O Tribunal de Contas da União – TCU confirmou a necessidade de realização de certame licitatório para a escolha da empresa responsável pela realização do Exame Nacional do Ensino Médio – Enem. Desde 2012, o Instituto Nacional de Estudos e Pesquisas Educacionais – Inep passou a ser obrigado a realizar licitação para seleção de bancas organizadoras das avaliações seriadas aplicadas. No entanto, recorreu da decisão e aguardava a palavra final da corte de contas.

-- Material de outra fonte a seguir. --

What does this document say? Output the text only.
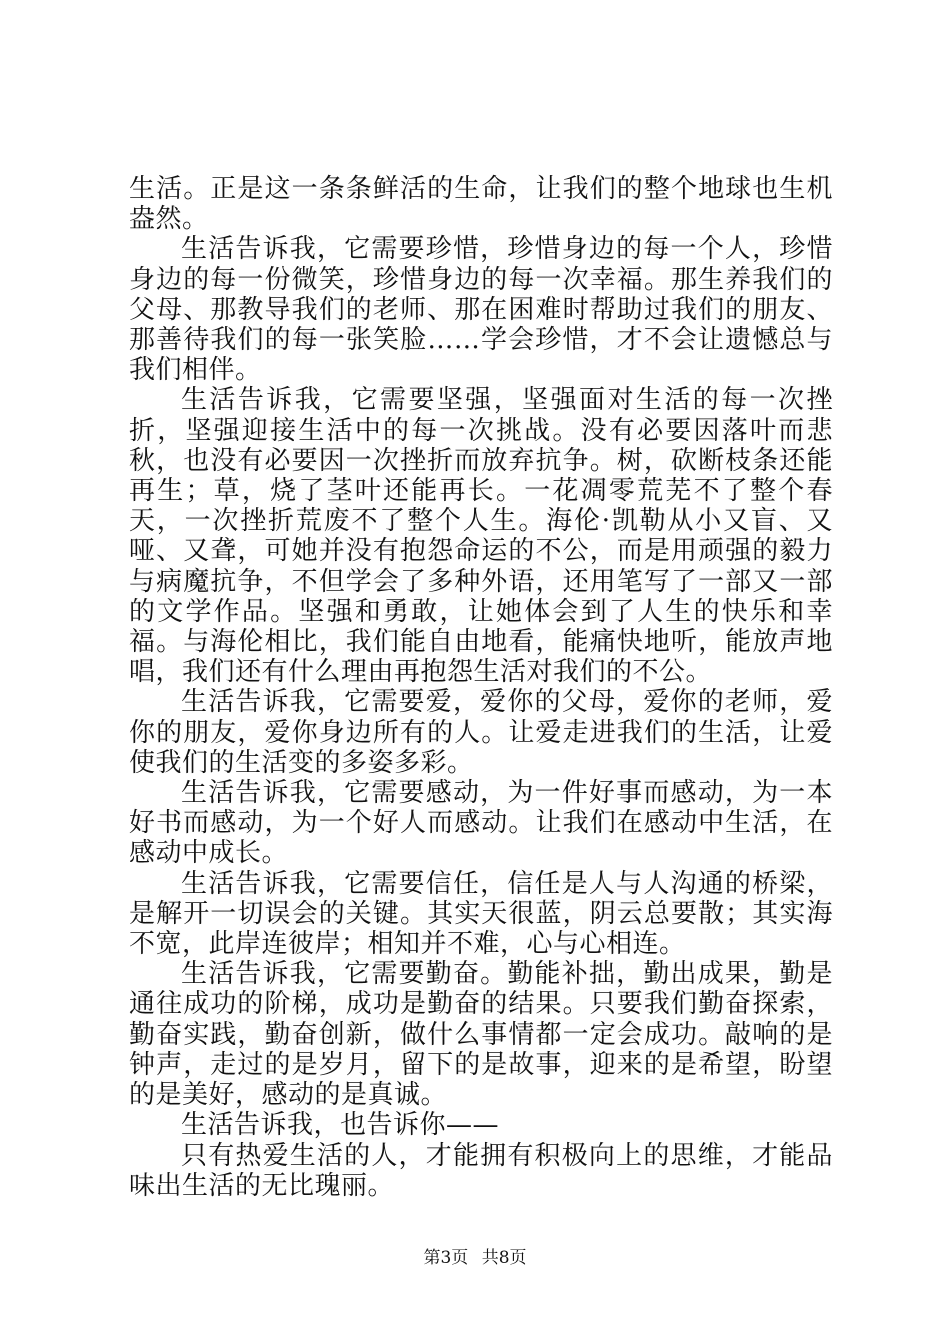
生活。正是这一条条鲜活的生命，让我们的整个地球也生机盎然。

生活告诉我，它需要珍惜，珍惜身边的每一个人，珍惜身边的每一份微笑，珍惜身边的每一次幸福。那生养我们的父母、那教导我们的老师、那在困难时帮助过我们的朋友、那善待我们的每一张笑脸……学会珍惜，才不会让遗憾总与我们相伴。

生活告诉我，它需要坚强，坚强面对生活的每一次挫折，坚强迎接生活中的每一次挑战。没有必要因落叶而悲秋，也没有必要因一次挫折而放弃抗争。树，砍断枝条还能再生；草，烧了茎叶还能再长。一花凋零荒芜不了整个春天，一次挫折荒废不了整个人生。海伦·凯勒从小又盲、又哑、又聋，可她并没有抱怨命运的不公，而是用顽强的毅力与病魔抗争，不但学会了多种外语，还用笔写了一部又一部的文学作品。坚强和勇敢，让她体会到了人生的快乐和幸福。与海伦相比，我们能自由地看，能痛快地听，能放声地唱，我们还有什么理由再抱怨生活对我们的不公。

生活告诉我，它需要爱，爱你的父母，爱你的老师，爱你的朋友，爱你身边所有的人。让爱走进我们的生活，让爱使我们的生活变的多姿多彩。

生活告诉我，它需要感动，为一件好事而感动，为一本好书而感动，为一个好人而感动。让我们在感动中生活，在感动中成长。

生活告诉我，它需要信任，信任是人与人沟通的桥梁，是解开一切误会的关键。其实天很蓝，阴云总要散；其实海不宽，此岸连彼岸；相知并不难，心与心相连。

生活告诉我，它需要勤奋。勤能补拙，勤出成果，勤是通往成功的阶梯，成功是勤奋的结果。只要我们勤奋探索，勤奋实践，勤奋创新，做什么事情都一定会成功。敲响的是钟声，走过的是岁月，留下的是故事，迎来的是希望，盼望的是美好，感动的是真诚。

生活告诉我，也告诉你——

只有热爱生活的人，才能拥有积极向上的思维，才能品味出生活的无比瑰丽。

第3页 共8页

A ação foi proposta pelo escritório de advocacia Jacoby Fernandes & Reolon Advogados Associados, que entrou com uma representação no TCU contra a dispensa do Inep, a pedido da empresa Consulplan Consultoria Ltda. Foram mais de três anos de tramitação na corte de contas até a decisão final, embasada pelos votos dos ministros José Jorge e Benjamin Zymler.

Para Jaques Reolon, advogado especialista em Licitações e Contratos, a dispensa fere o princípio da economicidade. “O Inep, amparando-se no fundamento legal do artigo 24, inciso XIII, da Lei 8.666/1993, despreza outras bancas igualmente competentes para condução do Enem. Isso faz com que o exame tenha um custo bem maior, causando danos ao erário e restringindo a competitividade dos possíveis interessados”, explica o jurista.

Entenda o caso

O TCU havia recomendado, por meio de acórdão de 2012, ao Inep que realizasse licitação para as avaliações seriadas. Avaliações seriadas são exames realizados com determinado público alvo para obterem-se informações sobre uma situação relacionada à educação. São exemplos: o Enem, Enade, Encceja, Prova Brasil, entre outros.

Antes da determinação do TCU, o Inep dispensava a licitação por considerar não haver banca capacitada para realizar o exame. Outro argumento era que o preço muito baixo poderia impactar nos custos de logística e segurança. Cespe e Cesgranrio chegaram a firmar contratos sem licitação com preços superiores ao de mercado, o que fez com que a Consulplan questionasse a metodologia de escolha. A empresa, que já organizou outras avaliações realizadas pelo Inep, alegava possuir plenas condições de promover com qualidade e segurança o exame nacional.

Para realizar as avaliações seriadas, o governo federal precisa contratar uma banca organizadora que irá cuidar de toda a logística necessária para a realização da prova: elaboração de questões e de provas, transporte, fornecimento de mão-de-obra de fiscais, treinamento de profissionais, despesas gráficas, contratação de segurança para escolta, entre outras.